Attacking Binarized Neural Networks
This addresses security concerns for low-precision neural networks in applications like edge computing, but it is incremental as it builds on existing quantization and adversarial defense research.
The paper tackles the problem of adversarial robustness in neural networks by showing that binarized neural networks (weights and activations quantized to ±1) can improve robustness against some attacks, with performance comparable to full-precision models in worst cases, and notes that stochastic quantization in one layer reduces iterative attack impact.

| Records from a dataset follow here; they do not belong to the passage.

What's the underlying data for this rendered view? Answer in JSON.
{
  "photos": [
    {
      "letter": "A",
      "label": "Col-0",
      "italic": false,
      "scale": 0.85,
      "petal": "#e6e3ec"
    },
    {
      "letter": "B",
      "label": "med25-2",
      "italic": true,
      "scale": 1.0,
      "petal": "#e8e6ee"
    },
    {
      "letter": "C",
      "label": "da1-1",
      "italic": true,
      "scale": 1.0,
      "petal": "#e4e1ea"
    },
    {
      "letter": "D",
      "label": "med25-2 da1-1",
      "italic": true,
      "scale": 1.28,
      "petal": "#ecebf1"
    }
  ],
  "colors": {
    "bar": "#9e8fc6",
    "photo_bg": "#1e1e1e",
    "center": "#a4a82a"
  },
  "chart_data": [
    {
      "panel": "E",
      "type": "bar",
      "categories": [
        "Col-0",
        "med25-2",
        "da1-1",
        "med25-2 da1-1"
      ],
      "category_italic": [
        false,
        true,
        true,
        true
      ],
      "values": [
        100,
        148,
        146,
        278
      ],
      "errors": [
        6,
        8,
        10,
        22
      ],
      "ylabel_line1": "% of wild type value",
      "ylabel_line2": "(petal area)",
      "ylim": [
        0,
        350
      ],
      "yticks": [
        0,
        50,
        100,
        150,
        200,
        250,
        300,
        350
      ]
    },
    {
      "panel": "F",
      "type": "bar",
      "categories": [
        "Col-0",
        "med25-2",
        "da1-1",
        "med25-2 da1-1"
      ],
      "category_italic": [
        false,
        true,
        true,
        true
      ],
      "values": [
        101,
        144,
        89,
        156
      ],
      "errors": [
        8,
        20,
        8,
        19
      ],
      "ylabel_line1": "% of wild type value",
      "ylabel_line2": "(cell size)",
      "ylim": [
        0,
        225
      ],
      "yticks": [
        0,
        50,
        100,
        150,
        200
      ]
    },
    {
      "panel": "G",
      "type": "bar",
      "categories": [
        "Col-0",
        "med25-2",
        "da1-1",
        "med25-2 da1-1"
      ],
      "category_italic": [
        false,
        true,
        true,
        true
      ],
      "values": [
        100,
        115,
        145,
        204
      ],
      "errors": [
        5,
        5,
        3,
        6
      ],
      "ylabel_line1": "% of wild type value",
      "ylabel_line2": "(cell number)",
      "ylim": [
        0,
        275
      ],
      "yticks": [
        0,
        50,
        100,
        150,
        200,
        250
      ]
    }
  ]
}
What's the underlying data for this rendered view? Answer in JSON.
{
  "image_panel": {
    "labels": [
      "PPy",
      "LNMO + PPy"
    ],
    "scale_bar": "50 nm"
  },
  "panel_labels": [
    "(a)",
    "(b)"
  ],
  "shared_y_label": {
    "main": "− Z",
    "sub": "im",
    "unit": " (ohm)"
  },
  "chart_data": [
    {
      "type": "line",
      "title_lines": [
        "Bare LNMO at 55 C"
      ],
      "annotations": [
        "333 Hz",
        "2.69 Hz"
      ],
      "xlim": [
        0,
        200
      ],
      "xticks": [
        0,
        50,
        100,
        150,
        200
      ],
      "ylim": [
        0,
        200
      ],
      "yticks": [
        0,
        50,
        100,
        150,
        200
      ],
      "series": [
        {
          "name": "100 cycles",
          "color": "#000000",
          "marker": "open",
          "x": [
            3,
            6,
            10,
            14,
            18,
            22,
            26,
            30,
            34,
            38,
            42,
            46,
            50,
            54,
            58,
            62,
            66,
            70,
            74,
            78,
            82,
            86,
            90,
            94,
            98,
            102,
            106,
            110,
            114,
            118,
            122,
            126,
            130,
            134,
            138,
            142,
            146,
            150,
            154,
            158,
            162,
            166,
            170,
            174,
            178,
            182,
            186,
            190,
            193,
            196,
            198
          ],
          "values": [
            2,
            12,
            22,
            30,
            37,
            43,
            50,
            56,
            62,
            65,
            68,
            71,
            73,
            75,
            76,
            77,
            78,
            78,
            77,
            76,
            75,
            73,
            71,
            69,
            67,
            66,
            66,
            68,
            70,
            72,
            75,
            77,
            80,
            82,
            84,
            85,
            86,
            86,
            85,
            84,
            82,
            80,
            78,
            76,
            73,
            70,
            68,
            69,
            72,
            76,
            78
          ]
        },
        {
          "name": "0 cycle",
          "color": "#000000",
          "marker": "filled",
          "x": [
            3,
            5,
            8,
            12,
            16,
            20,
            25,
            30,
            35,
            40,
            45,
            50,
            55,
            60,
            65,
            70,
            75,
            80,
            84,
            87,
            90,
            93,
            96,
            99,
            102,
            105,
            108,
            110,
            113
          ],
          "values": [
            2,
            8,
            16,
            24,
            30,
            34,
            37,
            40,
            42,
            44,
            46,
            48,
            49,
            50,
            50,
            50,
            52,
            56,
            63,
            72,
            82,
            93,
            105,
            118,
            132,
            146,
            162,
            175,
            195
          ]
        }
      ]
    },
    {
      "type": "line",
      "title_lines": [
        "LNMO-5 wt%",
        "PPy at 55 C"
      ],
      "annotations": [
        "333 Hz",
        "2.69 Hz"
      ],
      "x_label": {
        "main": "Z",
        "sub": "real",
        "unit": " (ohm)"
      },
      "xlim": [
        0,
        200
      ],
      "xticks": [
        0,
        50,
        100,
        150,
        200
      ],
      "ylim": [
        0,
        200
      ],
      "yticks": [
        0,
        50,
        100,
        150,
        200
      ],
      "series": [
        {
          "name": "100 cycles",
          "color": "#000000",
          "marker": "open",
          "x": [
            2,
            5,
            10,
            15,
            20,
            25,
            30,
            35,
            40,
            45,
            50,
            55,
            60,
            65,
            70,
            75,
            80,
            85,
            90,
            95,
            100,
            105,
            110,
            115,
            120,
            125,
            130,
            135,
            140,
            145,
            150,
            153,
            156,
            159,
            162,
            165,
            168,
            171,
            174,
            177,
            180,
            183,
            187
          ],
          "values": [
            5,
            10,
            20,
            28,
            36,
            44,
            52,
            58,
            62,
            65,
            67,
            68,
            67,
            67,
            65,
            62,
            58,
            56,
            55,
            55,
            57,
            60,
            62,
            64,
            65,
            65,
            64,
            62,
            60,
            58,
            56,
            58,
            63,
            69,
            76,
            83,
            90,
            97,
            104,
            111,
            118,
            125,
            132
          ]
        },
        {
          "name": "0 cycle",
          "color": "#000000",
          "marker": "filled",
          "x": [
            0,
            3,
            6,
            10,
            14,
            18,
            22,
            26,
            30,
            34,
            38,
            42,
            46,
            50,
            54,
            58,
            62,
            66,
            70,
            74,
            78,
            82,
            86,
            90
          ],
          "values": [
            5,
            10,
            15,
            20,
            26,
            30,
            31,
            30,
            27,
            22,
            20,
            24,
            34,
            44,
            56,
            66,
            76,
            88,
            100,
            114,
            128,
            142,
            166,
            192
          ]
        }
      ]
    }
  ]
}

Neural networks with low-precision weights and activations offer compelling efficiency advantages over their full-precision equivalents. The two most frequently discussed benefits of quantization are reduced memory consumption, and a faster forward pass when implemented with efficient bitwise operations. We propose a third benefit of very low-precision neural networks: improved robustness against some adversarial attacks, and in the worst case, performance that is on par with full-precision models. We focus on the very low-precision case where weights and activations are both quantized to $\pm$1, and note that stochastically quantizing weights in just one layer can sharply reduce the impact of iterative attacks. We observe that non-scaled binary neural networks exhibit a similar effect to the original defensive distillation procedure that led to gradient masking, and a false notion of security. We address this by conducting both black-box and white-box experiments with binary models that do not artificially mask gradients.